Sie sehen: Sonne und Sterne stehen auf unserer Seite. Damit ist einmal mehr das konservative Vorurteil widerlegt, dass der Himmel gegen die Linken ist. Das Gegenteil ist der Fall. Und das ist hiermit auch noch für alle Zeiten bewiesen.
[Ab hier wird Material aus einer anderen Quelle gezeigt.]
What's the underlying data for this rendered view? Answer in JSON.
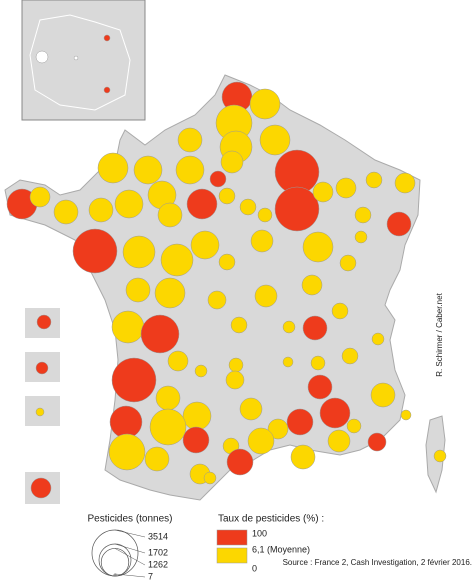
{
  "credit": "R. Schirmer / Caber.net",
  "source": "Source : France 2, Cash Investigation, 2 février 2016.",
  "size_legend": {
    "title": "Pesticides (tonnes)",
    "values": [
      3514,
      1702,
      1262,
      7
    ]
  },
  "color_legend": {
    "title": "Taux de pesticides (%) :",
    "items": [
      {
        "label": "100",
        "color": "#ee3b1c"
      },
      {
        "label": "6,1 (Moyenne)",
        "color": "#fcd700"
      }
    ],
    "bottom_label": "0"
  }
}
Der Frühling ist die Zeit der Aussaat, im Herbst wird geerntet. Der Ministerpräsident, der ja mehr durch Ängstlichkeit als durch Entschlusskraft auffällt, hatte bekanntlich monatelang mit dem Wahltermin herumtaktiert. Schließlich landete er auf dem letzten Tag der Sommerferien, was der 31. August ist. In der Wahlnacht fängt dann der meteorologische Herbst an – und wird sich der Kreis schließen:
Jetzt säen wir – mit hundert Seiten Wahlprogramm zu wirklich allem, was man fürs Leben braucht. Vom Kleingarten bis zur Freiwilligen Feuerwehr. Und ich verrate kein Geheimnis, wenn ich sage: Was wir da zusammengetragen haben, wurde nicht von Werbestrategen für die Imagepflege im Wahlkampf erfunden. Es ist in mehreren Jahren gewachsen – aus der Alltagsarbeit von Fraktion und Partei heraus, aus den Mühen der parlamentarischen und außerparlamentarischen Ebenen. Bei uns LINKEN ist Nachhaltigkeit kein modisches Schlagwort, sondern Arbeitsprinzip.
Dank Herrn Tillich haben wir nun richtig schön viel Zeit, die Bevölkerung davon zu überzeugen, dass es sich mit uns in Sachsen besser leben lässt. Wenn es nach uns gegangen wäre, würde bereits vor den Sommerferien gewählt. Aber Herr Tillich hat es so gewollt – und wir können bis an die Schwelle zum Herbst Menschen für den Politikwechsel nach fast einem Vierteljahrhundert CDU-Dauerregierung gewinnen.
Wir haben begriffen: Alles, was verteilt werden soll, muss erst produziert werden. Deshalb werden wir Start-Up-Unternehmen durch einen besonderen Investitionsfonds fördern. Wir wissen: Zum zukunftsfähigen Wirtschaften gehören faire Löhne. Deshalb wollen wir die Vergabe öffentlicher Aufträge an die Einhaltung bestimmter Sozial- und Umweltstandards knüpfen.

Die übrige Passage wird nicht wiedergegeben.